One of the genes from my screen was selected as student bait (with my blessing, of course), and soon a twin whirlwind had blasted into our lab. The great thing about having students around, even for a short time, is that it forces you to dust off that important task that’s been languishing because you simply haven’t had time to deal with it. You might think you’re busy, but when two pairs of puppy-dog eyes are staring at you imploringly, you really have no choice but to make time to help. Every time you agree to supervise someone, you run the risk of putting in a lot of effort for very little tangible output for your own project, so you always hope that it will be worth your while.
Dear reader, the students exceeded my wildest dreams. In only a fortnight, they’d made two DNA constructs, performed a key rescue experiment in cells and made a preliminary foray into inspecting the effects of gene knockdown on RNA splicing.
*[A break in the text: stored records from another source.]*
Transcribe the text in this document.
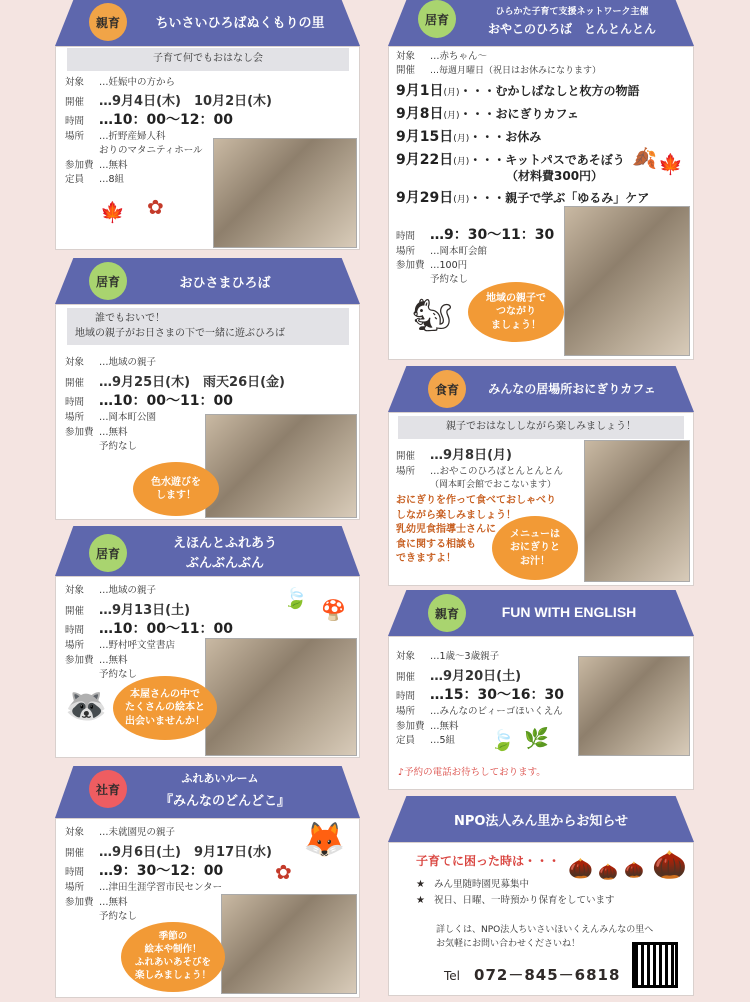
親育	ちいさいひろばぬくもりの里
子育て何でもおはなし会
対象	…妊娠中の方から
開催	…9月4日(木)　10月2日(木)
時間	…10：00～12：00
場所	…折野産婦人科
おりのマタニティホール
参加費 …無料
定員	…8組
🍁 ✿
居育	おひさまひろば
誰でもおいで！
地域の親子がお日さまの下で一緒に遊ぶひろば
対象	…地域の親子
開催	…9月25日(木)　雨天26日(金)
時間	…10：00～11：00
場所	…岡本町公園
参加費 …無料
予約なし
色水遊びを
します！
居育
えほんとふれあう
ぶんぶんぶん
対象	…地域の親子
開催	…9月13日(土)
時間	…10：00～11：00
場所	…野村呼文堂書店
参加費 …無料
予約なし
🍃 🍄
🦝	本屋さんの中で
たくさんの絵本と
出会いませんか！
社育
ふれあいルーム
『みんなのどんどこ』
対象	…未就園児の親子
開催	…9月6日(土)　9月17日(水)
時間	…9：30～12：00
場所	…津田生涯学習市民センター
参加費 …無料
予約なし
🦊
✿
季節の
絵本や制作！
ふれあいあそびを
楽しみましょう！
居育
ひらかた子育て支援ネットワーク主催
おやこのひろば　とんとんとん
対象	…赤ちゃん～
開催	…毎週月曜日（祝日はお休みになります）
9月1日(月)・・・むかしばなしと枚方の物語
9月8日(月)・・・おにぎりカフェ
9月15日(月)・・・お休み
9月22日(月)・・・キットパスであそぼう
（材料費300円）
9月29日(月)・・・親子で学ぶ「ゆるみ」ケア
🍂 🍁
時間	…9：30～11：30
場所	…岡本町会館
参加費 …100円
予約なし
🐿	地域の親子で
つながり
ましょう！
食育	みんなの居場所おにぎりカフェ
親子でおはなししながら楽しみましょう！
開催	…9月8日(月)
場所	…おやこのひろばとんとんとん
（岡本町会館でおこないます）
おにぎりを作って食べておしゃべり
しながら楽しみましょう！
乳幼児食指導士さんに
食に関する相談も
できますよ！
メニューは
おにぎりと
お汁！
親育	FUN WITH ENGLISH
対象	…1歳～3歳親子
開催	…9月20日(土)
時間	…15：30～16：30
場所	…みんなのビィーゴほいくえん
参加費 …無料
定員	…5組 🍃 🌿
♪予約の電話お待ちしております。
NPO法人みん里からお知らせ
子育てに困った時は・・・ 🌰 🌰 🌰 🌰
★ みん里随時園児募集中
★ 祝日、日曜、一時預かり保育をしています
詳しくは、NPO法人ちいさいほいくえんみんなの里へ
お気軽にお問い合わせくださいね！
Tel 072－845－6818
A few nights they even worked til midnight, and I had to physically restrain one of them from doing more experiments the evening before their big report was due. They were so autonomous near the end that I often had to chase them to find out what results they’d actually achieved. And they weren’t half coy about their accumulating data: one afternoon I came back to my desk to find this tantalizing little heart-breaker:
The postdoc is always the last to know.
‘when two pairs of puppy-dog eyes are staring at you imploringly’
At the Maison des Giraffes we can only ever manage one pair of puppy-dog eyes…
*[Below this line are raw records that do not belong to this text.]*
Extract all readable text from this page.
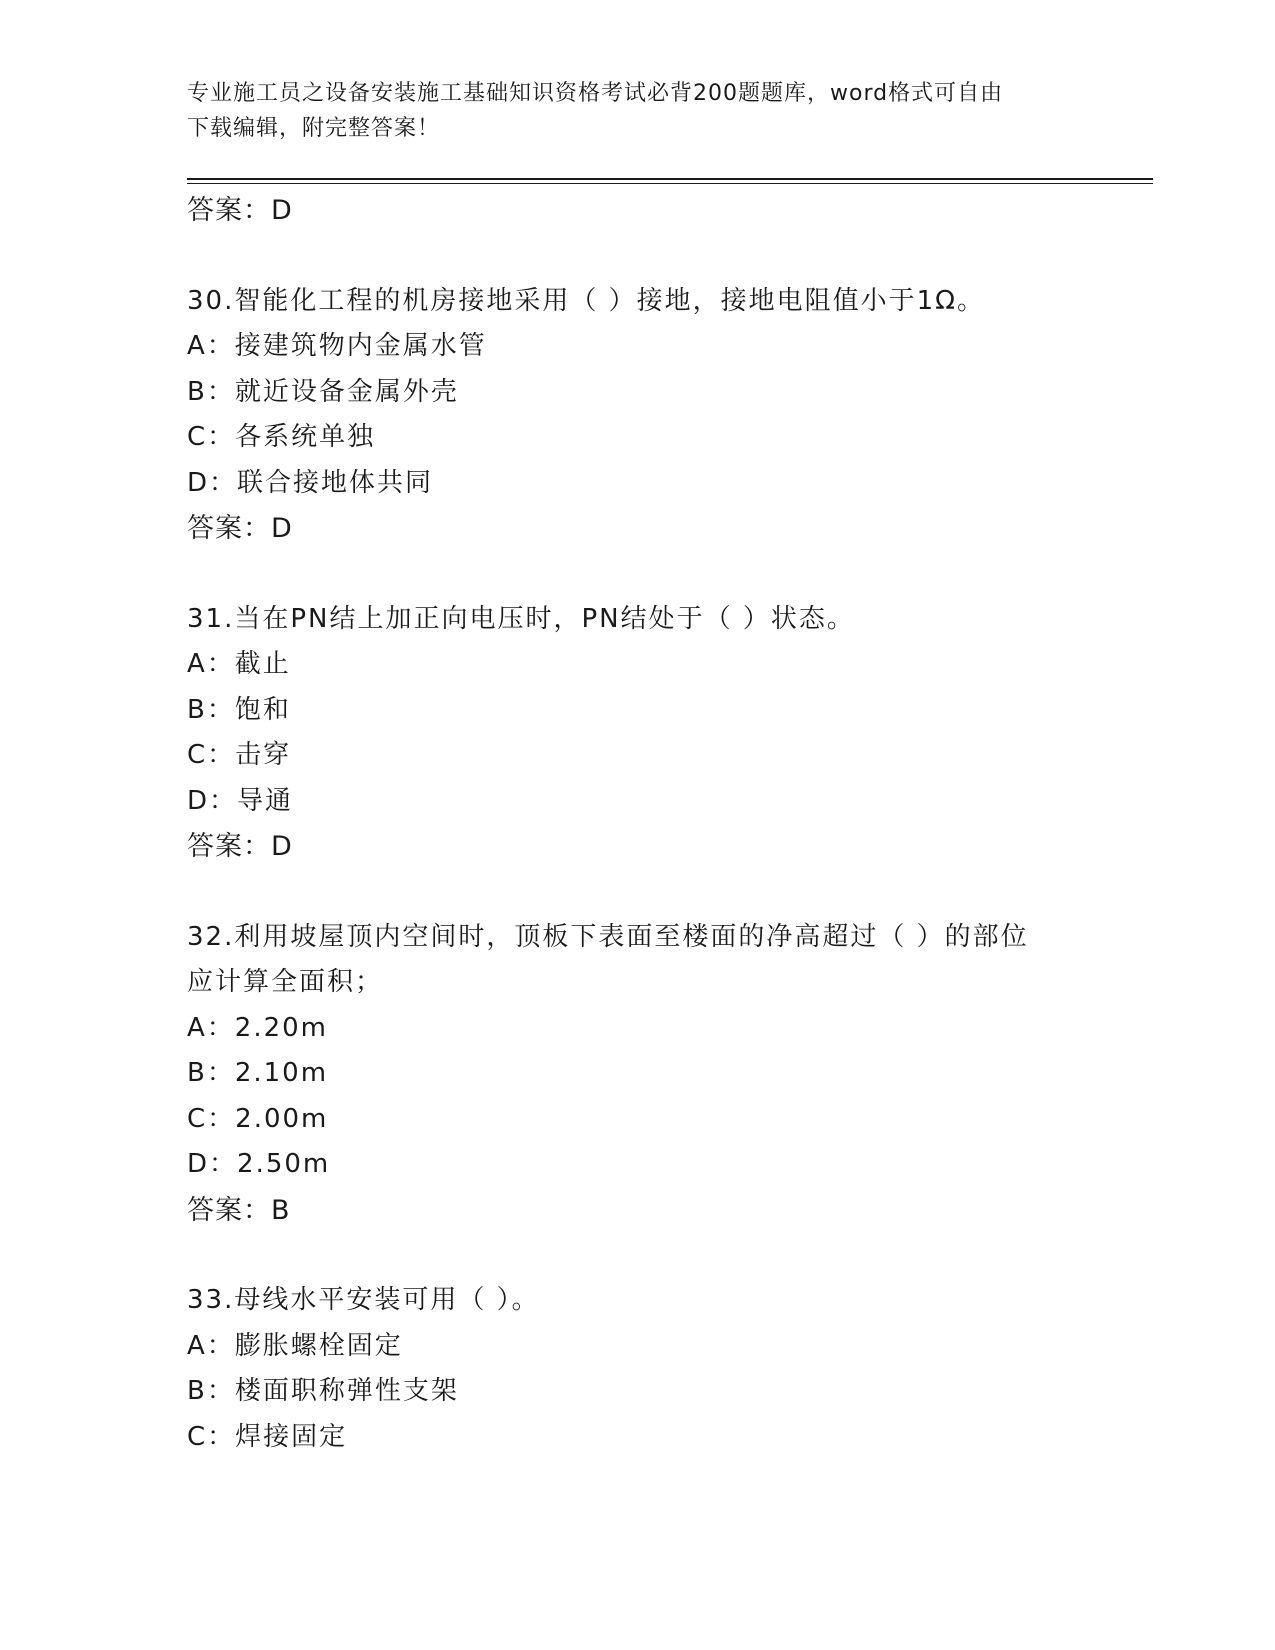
专业施工员之设备安装施工基础知识资格考试必背200题题库，word格式可自由
下载编辑，附完整答案！
答案：D
30.智能化工程的机房接地采用（ ）接地，接地电阻值小于1Ω。
A：接建筑物内金属水管
B：就近设备金属外壳
C：各系统单独
D：联合接地体共同
答案：D
31.当在PN结上加正向电压时，PN结处于（ ）状态。
A：截止
B：饱和
C：击穿
D：导通
答案：D
32.利用坡屋顶内空间时，顶板下表面至楼面的净高超过（ ）的部位
应计算全面积；
A：2.20m
B：2.10m
C：2.00m
D：2.50m
答案：B
33.母线水平安装可用（ ）。
A：膨胀螺栓固定
B：楼面职称弹性支架
C：焊接固定
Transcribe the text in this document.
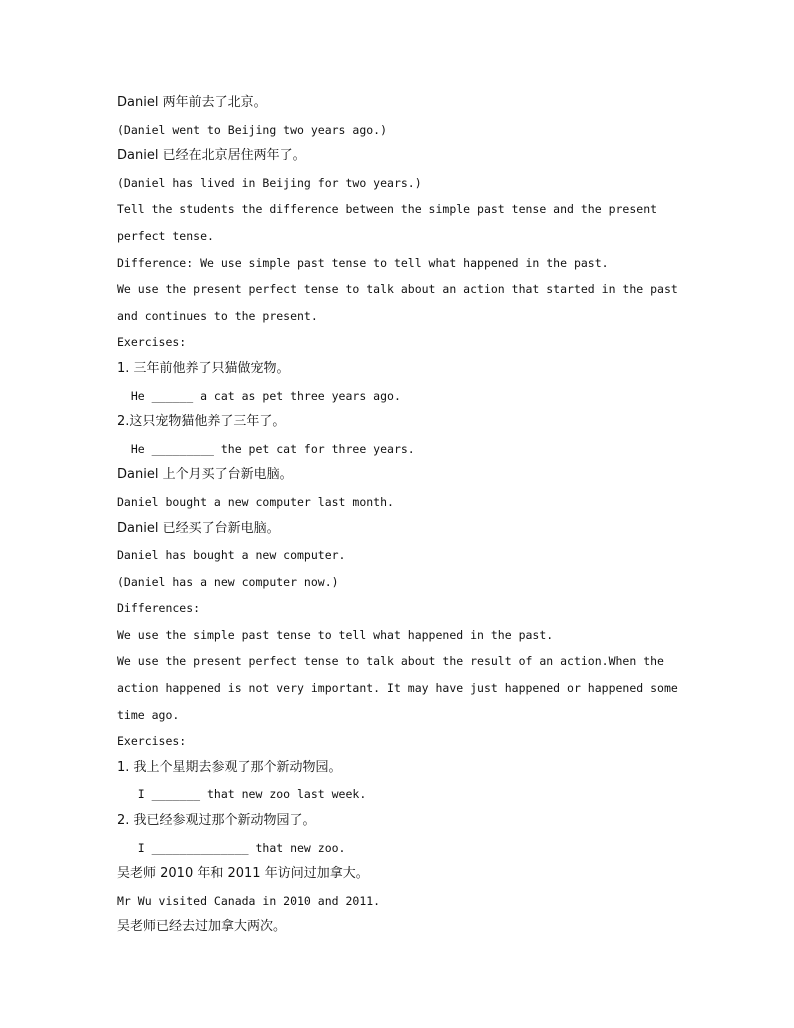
Daniel 两年前去了北京。
(Daniel went to Beijing two years ago.)
Daniel 已经在北京居住两年了。
(Daniel has lived in Beijing for two years.)
Tell the students the difference between the simple past tense and the present
perfect tense.
Difference: We use simple past tense to tell what happened in the past.
We use the present perfect tense to talk about an action that started in the past
and continues to the present.
Exercises:
1. 三年前他养了只猫做宠物。
He ______ a cat as pet three years ago.
2.这只宠物猫他养了三年了。
He _________ the pet cat for three years.
Daniel 上个月买了台新电脑。
Daniel bought a new computer last month.
Daniel 已经买了台新电脑。
Daniel has bought a new computer.
(Daniel has a new computer now.)
Differences:
We use the simple past tense to tell what happened in the past.
We use the present perfect tense to talk about the result of an action.When the
action happened is not very important. It may have just happened or happened some
time ago.
Exercises:
1. 我上个星期去参观了那个新动物园。
I _______ that new zoo last week.
2. 我已经参观过那个新动物园了。
I ______________ that new zoo.
吴老师 2010 年和 2011 年访问过加拿大。
Mr Wu visited Canada in 2010 and 2011.
吴老师已经去过加拿大两次。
If you want more than one pair you have to resort to teh kittehs
There were a few times when I was desperately late for crucial appointments (e.g. giving a talk in front of 100 people across campus) and they’d follow me into the corridor, trying to keep me back for one last question. Reminded me of peeping baby birds more than puppies at that point.
That’s a really clever idea. When I was a Masters student, I was also given a similar exercise. But, crucially I think, I was alone and not in a pair. Back then, I was much more introverted, was a chemist in an unfamiliar biochemistry lab, and really struggled to make progress. Having a partner in crime would have made things much more productive (and fun). Did you get a sense that the pair were feeding off each other’s enthusiasm, and made quicker progress for it? (While acknowledging there was no control experiment with a lone student.)
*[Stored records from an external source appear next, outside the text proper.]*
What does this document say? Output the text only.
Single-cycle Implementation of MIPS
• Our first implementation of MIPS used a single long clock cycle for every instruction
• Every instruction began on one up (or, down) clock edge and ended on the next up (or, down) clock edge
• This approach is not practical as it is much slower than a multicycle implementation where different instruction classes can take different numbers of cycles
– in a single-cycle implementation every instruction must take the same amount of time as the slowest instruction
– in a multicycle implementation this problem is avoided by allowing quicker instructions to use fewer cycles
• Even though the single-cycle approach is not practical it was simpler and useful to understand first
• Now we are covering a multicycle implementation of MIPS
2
I think they were feeding off each other. There was probably a bit of friendly competition, but more importantly, near the end when it was crunch time, they divided up all the tasks and got twice as much done as a result. It was definitely a good lesson in the powers of collaboration.
I’m actually kind of dis-heartened that new graduate students would have previously needed practical pipetting demonstrations and suchlike. What on earth did they learn in their undergraduate lab courses?
Still, the new scheme seems to have worked out well for you, so fair enough.
I was exaggerating a little. They all receive new pipettor sets as a starter pack, and I didn’t notice anyone having any problems using them. I think what they hadn’t done a lot of was actual experimental design, and of course, a lot of the techniques were brand-new to them. I was proud of the students for working out how to extract and analyze RNA when our lab actually doesn’t work with RNA. They just knocked on the right doors.
Sounds like a great idea! I always think that the most important thing to learn in any new job is who to ask for which kinds of help.
And how not to ask the same person too often…
And then, once you’ve been there long enough that people are asking you for help, you need to learn how to be helpful without getting yourself a reputation for being so helpful that you spend more time helping other people with their jobs than doing your own.
I think I’m guilty of that one. I really like helping people. Must learn to say no a bit more often.